When I stood outside my apartment, in 45 degrees of winter, with fire in my hand, a super-warm jacket and the knowledge that I can go back inside to a warm abode whenever I wanted,
I realized how blessed I am.
How much the people who have come before me have literally and figuratively paved the way.
Each generation has left this world (mostly) better off.
It was the best of times; it was the worst of times.
As above, so below…
There is nothing new under the sun.
I am this little fragment–
this small imprint,
a little spark that’s glowing in the dark night.
And for a brief span
until the day my light is extinguished
(not unlike the stars in our galaxy, if you think about it).
As Louis C.K. says, we’re dead for way longer than we’re alive.
From whence we came, so shall we return.
I’m not scared of returning.
Truly, I’m not.
But it’s the question of the in-between that moves me,
which keeps me up at night.
I don’t have a family of my own;
humanity is my family.
You are my family, and your children are my children.
I don’t have a lot of needs–
some time in nature, travel, great conversations, music, physical affection, laughter, friendship.
But it’s the imprint which calls me,
which tortures me.
What imprint shall I make with this brief time in physical form before I go back from whence I came?
What stirrings within beckon me?
Perhaps, this is it.
Perhaps I’ve looked too far, and the answer is near.
We all live different pieces of life for each other.
None of us get to experience it all.
Perhaps, through my soul searching and meanderings, my questions and struggles, you get a different perspective–my own–that reflects a different aspect of Being.
I have tried to do and be many things in this world; and for most of them, I’ve done the best that I could.

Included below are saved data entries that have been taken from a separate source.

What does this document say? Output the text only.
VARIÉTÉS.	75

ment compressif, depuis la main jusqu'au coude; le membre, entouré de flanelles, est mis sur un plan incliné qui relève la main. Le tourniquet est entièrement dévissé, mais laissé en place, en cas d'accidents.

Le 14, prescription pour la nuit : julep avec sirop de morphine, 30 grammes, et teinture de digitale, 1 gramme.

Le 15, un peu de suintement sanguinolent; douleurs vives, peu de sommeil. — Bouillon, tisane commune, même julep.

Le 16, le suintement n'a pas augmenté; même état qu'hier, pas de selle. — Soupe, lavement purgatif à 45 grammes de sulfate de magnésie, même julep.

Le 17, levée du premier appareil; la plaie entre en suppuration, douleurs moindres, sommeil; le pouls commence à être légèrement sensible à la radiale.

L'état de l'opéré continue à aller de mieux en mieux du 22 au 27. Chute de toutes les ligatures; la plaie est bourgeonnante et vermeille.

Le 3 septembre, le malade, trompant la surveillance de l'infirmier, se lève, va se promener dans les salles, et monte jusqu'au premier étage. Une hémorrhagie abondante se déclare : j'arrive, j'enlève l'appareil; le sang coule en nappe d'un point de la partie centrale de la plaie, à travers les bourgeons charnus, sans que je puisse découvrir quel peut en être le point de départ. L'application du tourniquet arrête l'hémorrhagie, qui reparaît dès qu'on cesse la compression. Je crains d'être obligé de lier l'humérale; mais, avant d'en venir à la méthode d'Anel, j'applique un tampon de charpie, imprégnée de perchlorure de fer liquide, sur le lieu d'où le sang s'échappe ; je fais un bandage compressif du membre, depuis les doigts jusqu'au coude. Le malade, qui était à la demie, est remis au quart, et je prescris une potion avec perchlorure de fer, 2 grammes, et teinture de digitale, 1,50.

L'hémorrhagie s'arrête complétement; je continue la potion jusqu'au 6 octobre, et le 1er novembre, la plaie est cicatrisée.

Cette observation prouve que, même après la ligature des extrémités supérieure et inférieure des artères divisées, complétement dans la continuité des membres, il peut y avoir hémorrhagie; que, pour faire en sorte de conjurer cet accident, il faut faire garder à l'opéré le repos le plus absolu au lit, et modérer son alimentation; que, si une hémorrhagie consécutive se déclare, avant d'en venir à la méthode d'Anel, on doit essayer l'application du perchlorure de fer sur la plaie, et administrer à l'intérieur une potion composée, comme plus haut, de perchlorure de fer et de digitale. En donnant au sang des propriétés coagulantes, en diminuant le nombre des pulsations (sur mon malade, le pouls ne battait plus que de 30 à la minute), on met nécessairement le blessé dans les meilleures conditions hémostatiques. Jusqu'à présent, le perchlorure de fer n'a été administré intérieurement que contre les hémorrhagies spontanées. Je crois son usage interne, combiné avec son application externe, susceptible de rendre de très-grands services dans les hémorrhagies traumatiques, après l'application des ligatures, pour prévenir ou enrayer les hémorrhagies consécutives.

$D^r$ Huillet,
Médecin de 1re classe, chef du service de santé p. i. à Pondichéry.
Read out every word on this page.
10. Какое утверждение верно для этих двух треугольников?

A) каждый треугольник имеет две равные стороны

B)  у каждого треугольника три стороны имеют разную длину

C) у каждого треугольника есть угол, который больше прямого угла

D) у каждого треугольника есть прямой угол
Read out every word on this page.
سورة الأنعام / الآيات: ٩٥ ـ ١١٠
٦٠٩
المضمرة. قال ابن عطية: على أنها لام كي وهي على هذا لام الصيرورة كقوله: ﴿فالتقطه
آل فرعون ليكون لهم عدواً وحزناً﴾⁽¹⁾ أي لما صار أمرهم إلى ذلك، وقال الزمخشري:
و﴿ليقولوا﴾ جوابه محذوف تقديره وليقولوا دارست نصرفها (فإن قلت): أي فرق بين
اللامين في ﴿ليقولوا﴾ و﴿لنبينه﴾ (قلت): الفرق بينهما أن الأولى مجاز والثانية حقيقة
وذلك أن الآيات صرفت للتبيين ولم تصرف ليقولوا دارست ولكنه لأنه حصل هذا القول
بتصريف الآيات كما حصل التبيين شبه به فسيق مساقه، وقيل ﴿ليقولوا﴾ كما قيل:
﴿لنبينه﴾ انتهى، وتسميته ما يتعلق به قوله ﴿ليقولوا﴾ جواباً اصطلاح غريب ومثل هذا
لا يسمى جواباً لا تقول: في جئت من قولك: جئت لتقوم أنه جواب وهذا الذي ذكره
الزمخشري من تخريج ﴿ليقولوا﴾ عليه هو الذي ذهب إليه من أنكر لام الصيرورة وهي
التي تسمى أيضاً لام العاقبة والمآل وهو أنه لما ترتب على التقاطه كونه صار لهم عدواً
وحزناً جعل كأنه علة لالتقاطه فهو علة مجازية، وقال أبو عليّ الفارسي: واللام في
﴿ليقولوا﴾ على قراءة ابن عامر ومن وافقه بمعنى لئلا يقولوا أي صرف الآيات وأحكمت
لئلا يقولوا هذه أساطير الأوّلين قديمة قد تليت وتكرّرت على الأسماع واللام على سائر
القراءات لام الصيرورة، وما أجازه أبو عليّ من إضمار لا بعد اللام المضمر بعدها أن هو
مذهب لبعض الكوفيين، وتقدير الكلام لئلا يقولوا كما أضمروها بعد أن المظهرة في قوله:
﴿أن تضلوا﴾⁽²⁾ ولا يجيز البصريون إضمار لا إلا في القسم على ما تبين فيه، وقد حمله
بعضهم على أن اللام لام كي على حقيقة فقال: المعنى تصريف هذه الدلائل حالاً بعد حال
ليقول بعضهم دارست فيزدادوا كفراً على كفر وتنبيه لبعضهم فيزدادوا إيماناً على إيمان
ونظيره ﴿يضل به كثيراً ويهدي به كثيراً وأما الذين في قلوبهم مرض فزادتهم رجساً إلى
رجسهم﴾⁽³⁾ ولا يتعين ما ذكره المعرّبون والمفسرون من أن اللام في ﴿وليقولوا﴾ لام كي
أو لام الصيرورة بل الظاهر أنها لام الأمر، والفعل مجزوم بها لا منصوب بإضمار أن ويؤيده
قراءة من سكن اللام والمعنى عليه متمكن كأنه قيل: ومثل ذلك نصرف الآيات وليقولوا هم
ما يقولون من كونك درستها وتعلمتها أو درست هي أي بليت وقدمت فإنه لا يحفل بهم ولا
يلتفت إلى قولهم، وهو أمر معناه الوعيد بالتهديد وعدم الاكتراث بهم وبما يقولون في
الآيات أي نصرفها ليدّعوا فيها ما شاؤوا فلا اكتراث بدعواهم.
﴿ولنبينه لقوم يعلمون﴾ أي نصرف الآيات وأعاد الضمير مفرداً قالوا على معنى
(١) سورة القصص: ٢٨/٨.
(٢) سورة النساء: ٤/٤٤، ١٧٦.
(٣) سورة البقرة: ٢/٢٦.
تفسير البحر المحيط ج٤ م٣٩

I’ve tried to be part of this world as such.
To find my place, as it were.
But life often feels like a giant puzzle, and my piece doesn’t seem to fit into any of the gaps very neatly.
Yes, I’m aware that I’m not a human doing;
I’m a human being.
(Though I forget, often, it is true.)
I think there are others out there like me, yes?
Others who can’t just fall into a nice profession (w/ benefits),
or start a family with that special someone.
You could (as could I), but not without a cost to your being.
A great cost.
I spent my 20’s doing what most people wait to do until their 60’s.
I’ve traveled the globe and seen much of our beautiful backyard in the States.
I’ve read great works. I’ve loved deeply. I’ve taken risks–and failed.
I’ve been on many an adventure, and I am grateful for all that is in my past.
And here I am, now.
I ask myself.
It’s so easy to invent something–anything– to dull that gnawing question which burns at my insides.
So many distractions to choose from.
But what happens when even your distractions no longer do the trick?
(Sleeping pills, drugs, tv, sex, booze, sports, politics, career…)
You’re left all alone again
It’s truly not a bad place to be.
Sometimes, in the quiet of the night, my fire sleeps
and I get rest.
I feel like Sisyphus,
climbing the hill each day,
except my rock is nothing.
I am tortured… by nothing.
(feel free to smile)
In the night, I can smile.
But when day returns, I’ll face my nothing
and start climbing my lonely hill again.